Research press release

【天文学】天の川銀河の中心に多数のブラックホール

Nature

天の川銀河の中心にブラックホールの集団が存在していることを示唆する観測結果を報告する論文が、今週掲載される。

大型の銀河の中心近くにある超大質量ブラックホールは、恒星質量ブラックホールのクラスターに取り囲まれていると予測されている。しかし、地球に最も近い超大質量ブラックホールである「いて座A*(SgrA*)」が位置する銀河系中心の探索では、この予測は裏付けられていない。

今回、Charles Haileyたちの研究グループは、チャンドラX線観測衛星に搭載された宇宙望遠鏡で得たデータのアーカイブを使って、Sgr A*から1パーセク(約3.3光年)以内に低質量X線連星系(ブラックホールなどの天体によって構成される連星系)を発見したことを報告している。Haileyたちは、これらのX線連星系の特性と空間分布から、天の川銀河の中心から1パーセク以内に連星系に関連する数百個のブラックホールが存在し、より多くの孤立したブラックホールも存在していることが示唆されたとしている。

Observations suggesting the presence of a population of black holes at the centre of the Milky Way are reported in this week’s Nature.

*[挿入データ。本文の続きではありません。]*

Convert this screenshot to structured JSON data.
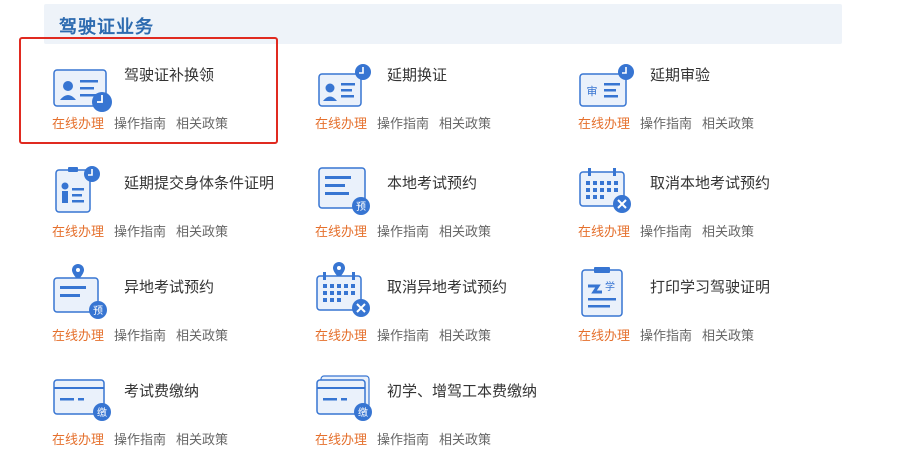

It has been predicted that the supermassive black holes near the centres of large galaxies are surrounded by clusters of stellar-mass black holes. However, previous searches of the Galactic Centre, where the nearest supermassive black hole Sagittarius A* (Sgr A*) resides, have been unsuccessful.

Using archival data from the Chandra X-ray Observatory telescope, Charles Hailey and colleagues report the discovery of a dozen inactive low-mass X-ray binary systems - binary star systems in which one of the components is a black hole - within a parsec (approximately 3.3 light years) of Sgr A*. The authors suggest that the properties and spatial distribution of these X-ray binary systems point to a total population of hundreds of black holes associated with binary systems within a parsec of the centre, and many more isolated black holes.

doi: 10.1038/nature25029

「Nature 関連誌注目のハイライト」は、ネイチャー広報部門が報道関係者向けに作成したリリースを翻訳したものです。より正確かつ詳細な情報が必要な場合には、必ず原著論文をご覧ください。